- The Washington Times
Sunday, July 9, 2017

The Nationals lost their starting pitcher before the fourth inning on Sunday due to health concerns for the second consecutive game.

Nationals starter Joe Ross left Sunday’s game against the Atlanta Braves after his fastball velocity, usually in the low 90s, had been noticeably lower than normal all game — dipping into the mid 80s.


“He had some tricep tenderness,” Nationals manager Dusty Baker said after the game. “He’s taking an MRI right now. We don’t know the results yet.”

But unlike Saturday, when Nationals pitcher Stephen Strasburg exited after just three innings in a one-sided loss, Washington’s offense came alive on Sunday, and the bullpen did just about enough to get the Nationals a 10-5 win over the Braves heading into the All-Star break.

Ross was pulled after Braves outfielder Nick Markakis’s fly out to start the fourth. Baker met Ross at the mound and Ross walked-off with only 31/3 innings under his belt, leaving Baker to call in left-hander Matt Grace from the bullpen.

“He came out to the first hitter the [fourth] inning, and he just didn’t have the life on it that he had before in the game,” Nationals catcher Matt Wieters said. “So I just wanted to go out there and make sure we don’t do any damage to something that hopefully we can get fixed quick and get him back out there.”

The game started promisingly for the Nationals. After a scoreless top of the first, the Nationals quickly loaded the bases in the bottom half of the inning with no outs against Braves starter Sean Newcomb, courtesy of two walks and a Bryce Harper single.

Nationals first baseman Ryan Zimmerman’s broken-bat sacrifice fly scored outfielder Brian Goodwin to give Washington the lead, Nationals shortstop Wilmer Difo and Harper advancing to second and third. Second baseman Daniel Murphy then struck out, but third baseman Anthony Rendon roped a two-out, two-run double into the left-center field gap to increase the early lead 3-0.

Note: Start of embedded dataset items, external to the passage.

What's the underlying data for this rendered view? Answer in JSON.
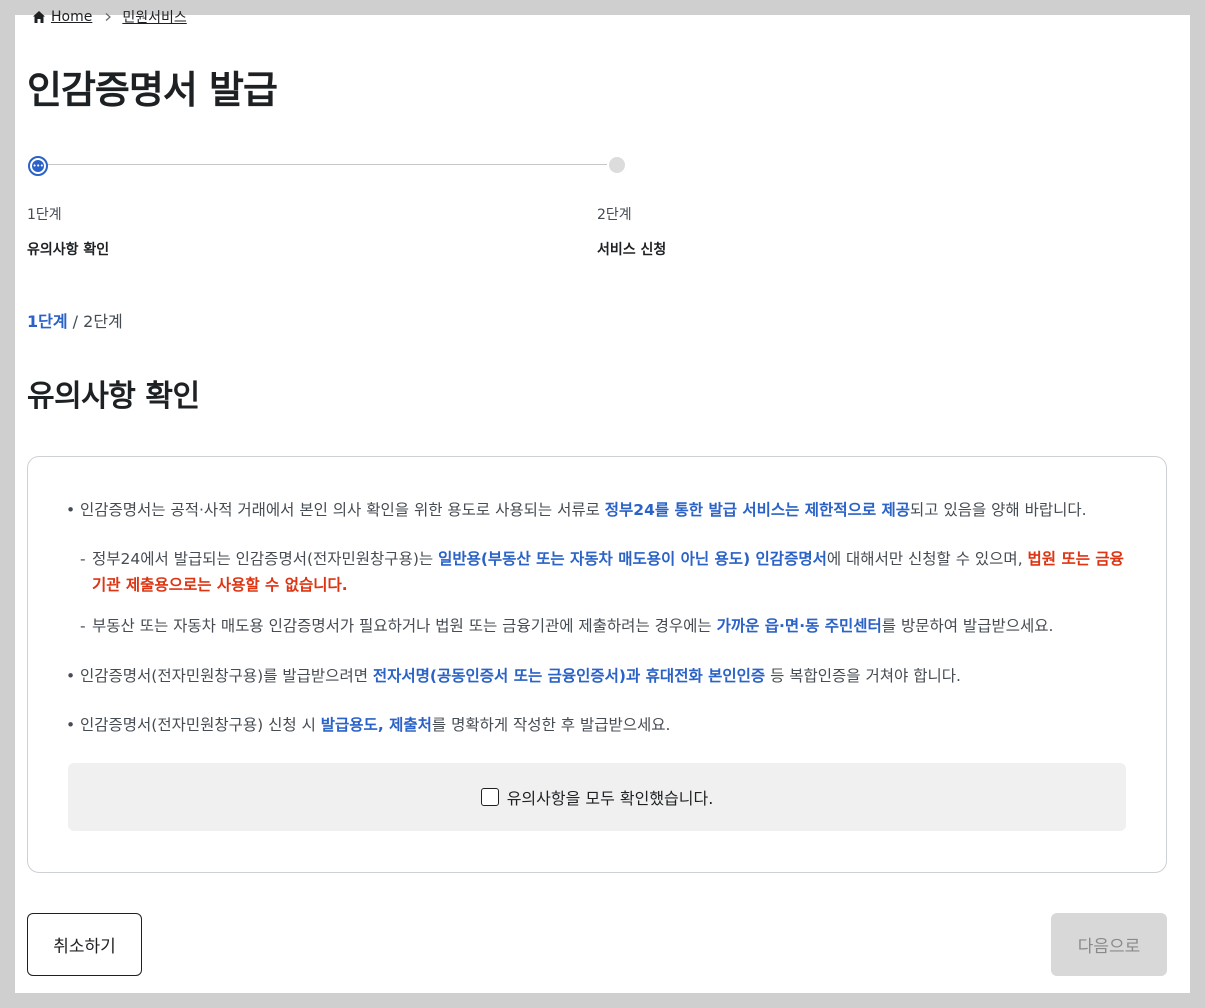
{
  "breadcrumb": {
    "home": "Home",
    "current": "민원서비스"
  },
  "page_title": "인감증명서 발급",
  "stepper": {
    "steps": [
      {
        "num": "1단계",
        "name": "유의사항 확인"
      },
      {
        "num": "2단계",
        "name": "서비스 신청"
      }
    ]
  },
  "step_count": {
    "current": "1단계",
    "separator": "/",
    "total": "2단계"
  },
  "section_title": "유의사항 확인",
  "notices": {
    "n1": {
      "a": "인감증명서는 공적·사적 거래에서 본인 의사 확인을 위한 용도로 사용되는 서류로 ",
      "b": "정부24를 통한 발급 서비스는 제한적으로 제공",
      "c": "되고 있음을 양해 바랍니다."
    },
    "s1": {
      "a": "정부24에서 발급되는 인감증명서(전자민원창구용)는 ",
      "b": "일반용(부동산 또는 자동차 매도용이 아닌 용도) 인감증명서",
      "c": "에 대해서만 신청할 수 있으며, ",
      "d": "법원 또는 금융기관 제출용으로는 사용할 수 없습니다."
    },
    "s2": {
      "a": "부동산 또는 자동차 매도용 인감증명서가 필요하거나 법원 또는 금융기관에 제출하려는 경우에는 ",
      "b": "가까운 읍·면·동 주민센터",
      "c": "를 방문하여 발급받으세요."
    },
    "n2": {
      "a": "인감증명서(전자민원창구용)를 발급받으려면 ",
      "b": "전자서명(공동인증서 또는 금융인증서)과 휴대전화 본인인증",
      "c": " 등 복합인증을 거쳐야 합니다."
    },
    "n3": {
      "a": "인감증명서(전자민원창구용) 신청 시 ",
      "b": "발급용도, 제출처",
      "c": "를 명확하게 작성한 후 발급받으세요."
    },
    "bullet": "•",
    "dash": "-"
  },
  "agree_label": "유의사항을 모두 확인했습니다.",
  "buttons": {
    "cancel": "취소하기",
    "next": "다음으로"
  },
  "colors": {
    "accent": "#2a62c8",
    "warning": "#de3412",
    "disabled": "#d8d8d8"
  }
}
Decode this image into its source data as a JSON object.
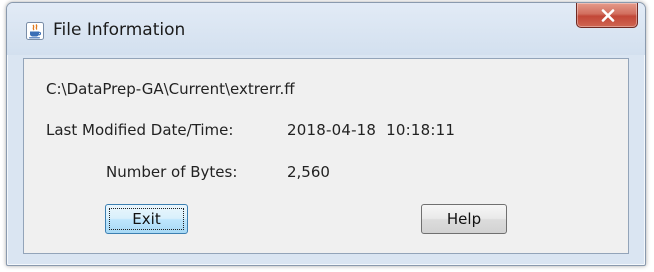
{
  "window": {
    "title": "File Information",
    "title_icon": "java-cup-icon",
    "close_icon": "close-x-icon"
  },
  "info": {
    "file_path": "C:\\DataPrep-GA\\Current\\extrerr.ff",
    "modified_label": "Last Modified Date/Time:",
    "modified_value": "2018-04-18  10:18:11",
    "bytes_label": "Number of Bytes:",
    "bytes_value": "2,560"
  },
  "buttons": {
    "exit_label": "Exit",
    "help_label": "Help"
  },
  "colors": {
    "close_button": "#c24737",
    "content_background": "#f0f0f0",
    "frame": "#dae5f2"
  }
}
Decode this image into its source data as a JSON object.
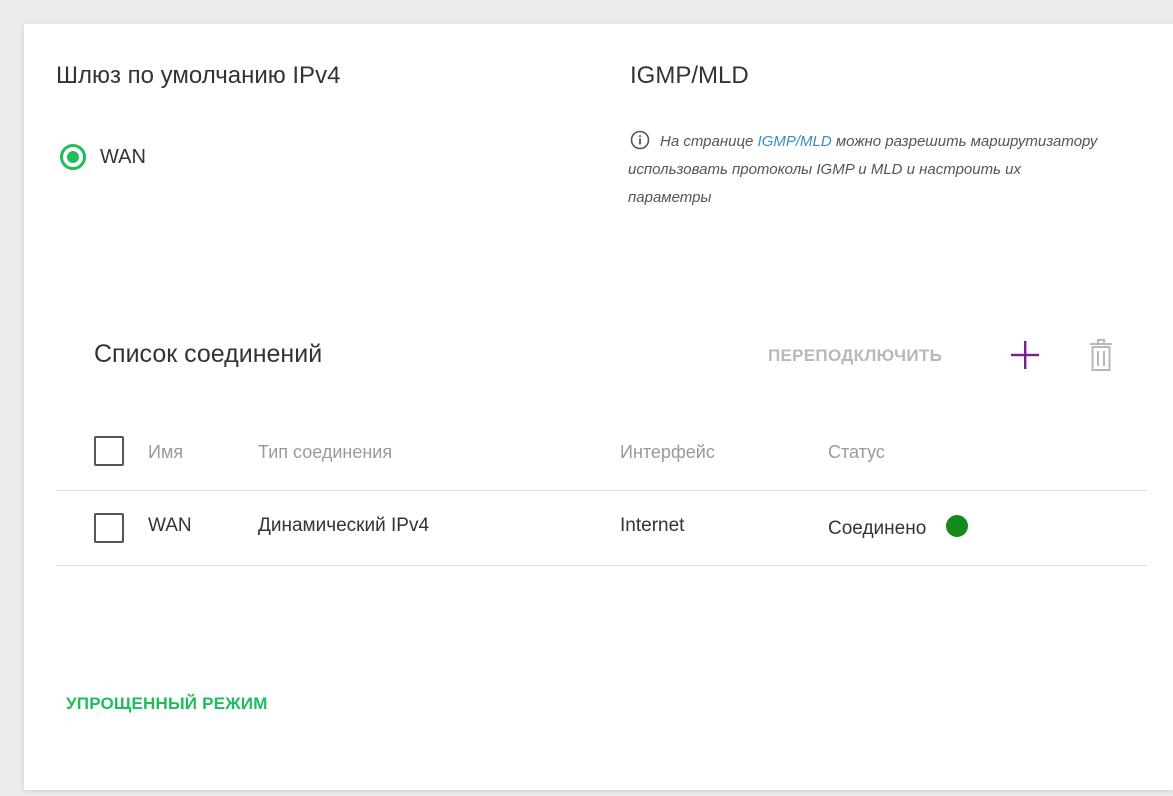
{
  "gateway": {
    "title": "Шлюз по умолчанию IPv4",
    "option_label": "WAN",
    "selected": true
  },
  "igmp": {
    "title": "IGMP/MLD",
    "note_prefix": "На странице ",
    "note_link": "IGMP/MLD",
    "note_suffix": " можно разрешить маршрутизатору использовать протоколы IGMP и MLD и настроить их параметры",
    "icon": "info-icon"
  },
  "connections": {
    "title": "Список соединений",
    "reconnect_label": "ПЕРЕПОДКЛЮЧИТЬ",
    "add_icon": "plus-icon",
    "delete_icon": "trash-icon",
    "columns": [
      "Имя",
      "Тип соединения",
      "Интерфейс",
      "Статус"
    ],
    "rows": [
      {
        "name": "WAN",
        "type": "Динамический IPv4",
        "interface": "Internet",
        "status": "Соединено",
        "status_color": "#138a1b"
      }
    ]
  },
  "footer": {
    "simple_mode_label": "УПРОЩЕННЫЙ РЕЖИМ"
  },
  "colors": {
    "accent_green": "#1fbd5a",
    "add_purple": "#7a1f8c",
    "link_blue": "#3a8dc5",
    "disabled_gray": "#b8b8b8"
  }
}
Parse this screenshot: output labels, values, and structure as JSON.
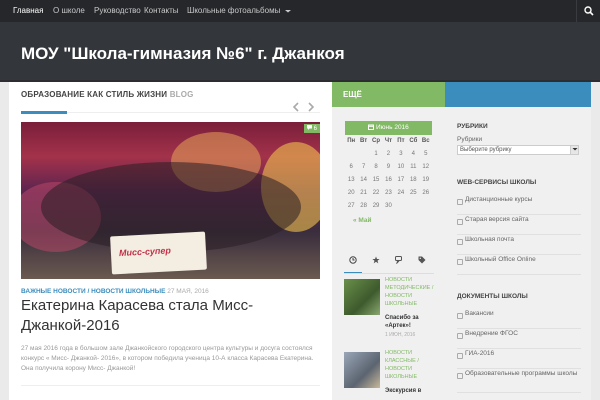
{
  "nav": {
    "items": [
      "Главная",
      "О школе",
      "Руководство",
      "Контакты",
      "Школьные фотоальбомы"
    ],
    "dropdown_icon": "chevron-down-icon",
    "search_icon": "search-icon"
  },
  "site": {
    "title": "МОУ \"Школа-гимназия №6\" г. Джанкоя"
  },
  "content": {
    "section_title": "ОБРАЗОВАНИЕ КАК СТИЛЬ ЖИЗНИ",
    "section_sub": "BLOG",
    "image_badge": "6",
    "image_caption": "Мисс-супер",
    "post": {
      "cat1": "ВАЖНЫЕ НОВОСТИ",
      "sep": "/",
      "cat2": "НОВОСТИ ШКОЛЬНЫЕ",
      "date": "27 МАЯ, 2016",
      "title": "Екатерина Карасева стала Мисс-Джанкой-2016",
      "excerpt": "27 мая 2016 года в большом зале Джанкойского городского центра культуры и досуга состоялся конкурс « Мисс- Джанкой- 2016», в котором победила ученица 10-А класса Карасева Екатерина. Она  получила корону Мисс- Джанкой!"
    }
  },
  "sidebar1": {
    "header": "ЕЩЁ",
    "calendar": {
      "caption": "Июнь 2016",
      "days": [
        "Пн",
        "Вт",
        "Ср",
        "Чт",
        "Пт",
        "Сб",
        "Вс"
      ],
      "weeks": [
        [
          "",
          "",
          "1",
          "2",
          "3",
          "4",
          "5"
        ],
        [
          "6",
          "7",
          "8",
          "9",
          "10",
          "11",
          "12"
        ],
        [
          "13",
          "14",
          "15",
          "16",
          "17",
          "18",
          "19"
        ],
        [
          "20",
          "21",
          "22",
          "23",
          "24",
          "25",
          "26"
        ],
        [
          "27",
          "28",
          "29",
          "30",
          "",
          "",
          ""
        ]
      ],
      "prev": "« Май"
    },
    "posts": [
      {
        "cats": "НОВОСТИ МЕТОДИЧЕСКИЕ / НОВОСТИ ШКОЛЬНЫЕ",
        "title": "Спасибо за «Артек»!",
        "date": "1 ИЮН, 2016"
      },
      {
        "cats": "НОВОСТИ КЛАССНЫЕ / НОВОСТИ ШКОЛЬНЫЕ",
        "title": "Экскурсия в",
        "date": ""
      }
    ]
  },
  "sidebar2": {
    "rubrics_title": "РУБРИКИ",
    "rubrics_label": "Рубрики",
    "rubrics_placeholder": "Выберите рубрику",
    "web_title": "WEB-СЕРВИСЫ ШКОЛЫ",
    "web_links": [
      "Дистанционные курсы",
      "Старая версия сайта",
      "Школьная почта",
      "Школьный Office Online"
    ],
    "docs_title": "ДОКУМЕНТЫ ШКОЛЫ",
    "docs_links": [
      "Вакансии",
      "Внедрение ФГОС",
      "ГИА-2016",
      "Образовательные программы школы"
    ]
  }
}
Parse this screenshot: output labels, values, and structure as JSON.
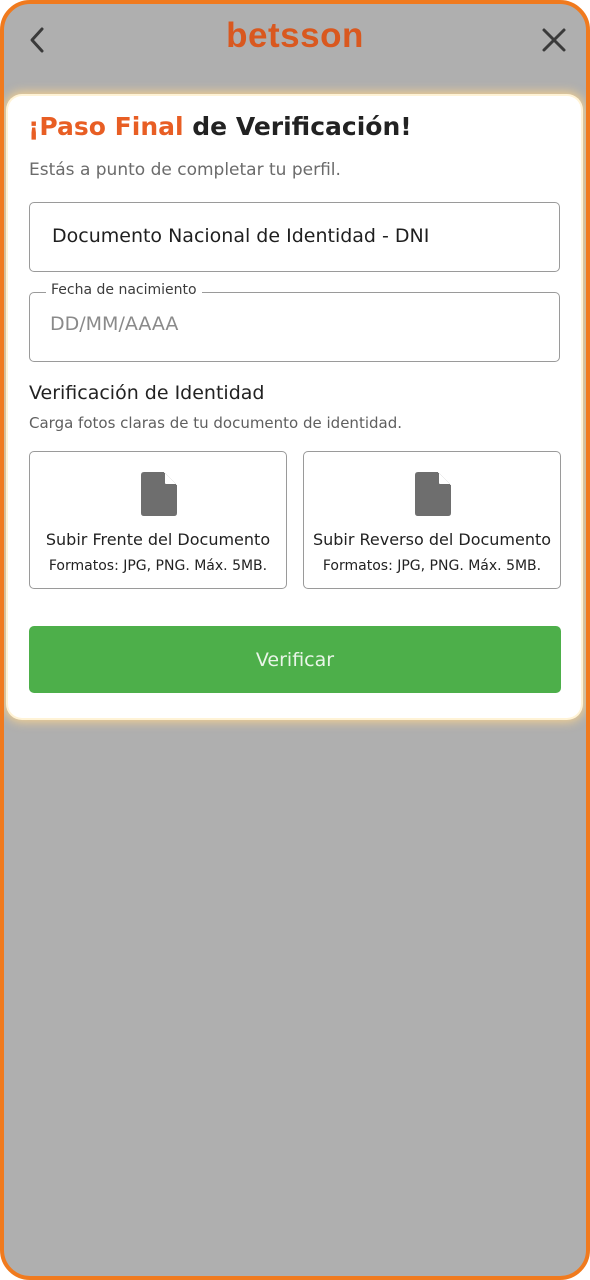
{
  "header": {
    "brand": "betsson",
    "back_icon": "chevron-left-icon",
    "close_icon": "close-icon"
  },
  "card": {
    "title_accent": "¡Paso Final",
    "title_rest": " de Verificación!",
    "subtitle": "Estás a punto de completar tu perfil."
  },
  "form": {
    "document_type": {
      "value": "Documento Nacional de Identidad - DNI"
    },
    "birthdate": {
      "label": "Fecha de nacimiento",
      "placeholder": "DD/MM/AAAA",
      "value": ""
    }
  },
  "verification": {
    "title": "Verificación de Identidad",
    "subtitle": "Carga fotos claras de tu documento de identidad.",
    "uploads": [
      {
        "label": "Subir Frente del Documento",
        "formats": "Formatos: JPG, PNG. Máx. 5MB.",
        "icon": "document-icon"
      },
      {
        "label": "Subir Reverso del Documento",
        "formats": "Formatos: JPG, PNG. Máx. 5MB.",
        "icon": "document-icon"
      }
    ]
  },
  "submit": {
    "label": "Verificar"
  },
  "colors": {
    "brand_orange": "#d9581f",
    "accent_orange": "#e85e24",
    "frame_border": "#f07a1e",
    "backdrop": "#afafaf",
    "button_green": "#4daf4a",
    "icon_gray": "#6e6e6e"
  }
}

“Anthony’s our foundation man. He’s a clutch man,” Baker said. “You need a base hit to right, you need a homer, you need an RBI, whatever that you need, Anthony’s usually the guy that comes through.”

Atlanta erased Washington’s advantage in the top of the third, however, as Ross could not escape trouble of his own making.

After back-to-back walks with two outs, Braves third baseman Freddie Freeman, hitting .348, lifted a three-run homer to left-center, tying the game and punishing Ross for not getting the third out earlier in the inning.

The Nationals retook the lead in the bottom of the fourth in similar fashion to their three-run first inning. Rendon and Matt Wieters both walked to start the inning, then Chris Heisey banged a double off the left field wall to score Rendon.

“Up and down the lineup, we pick each other up,” Zimmerman said after the game. “It’s a fun lineup to be a part of.”

The Nationals never lost the leading once they went up 4-3 and Braves starter Sean Newcomb exited the game. Washington relied on timely hitting — adding two more runs in the fifth, one in the seventh and three in the eighth — to keep Atlanta from closing any gap.

Runners in scoring position has been a strength for the Nationals all season.

“I think it’s just increase the focus even more,” Wieters said. “Runs are hard to come by, so anytime you do get that situation where you can get a run no matter how it is, that’s what you’re kind of focusing on.”

The Nationals’ bullpen, much-maligned so far this season, showed some mental toughness as well. While Grace gave up two runs in the sixth, four other relievers combined to hold Atlanta scoreless and finish off the win.

“I know everyone’s talking about the bullpen right now, but what is there other to do than to just continue to make pitches and continue to scrap and get after it,” Grace said. “You can look at it two ways: you either keep fighting, keep trusting the process or you don’t so there’s nothing else more to do about it.”

With the victory, Washington salvaged a series split with Atlanta, maintaining their 9.5 game lead atop the National League East they had when the series started. Baker complimented his team’s first half performance, but insisted there’s still work to be done heading into the second half.

“Everybody’s chipped in, so I know it’s corny, but it’s a real team effort, it really was,” he said. “We don’t want to just continue our lead, we want to pad the lead.”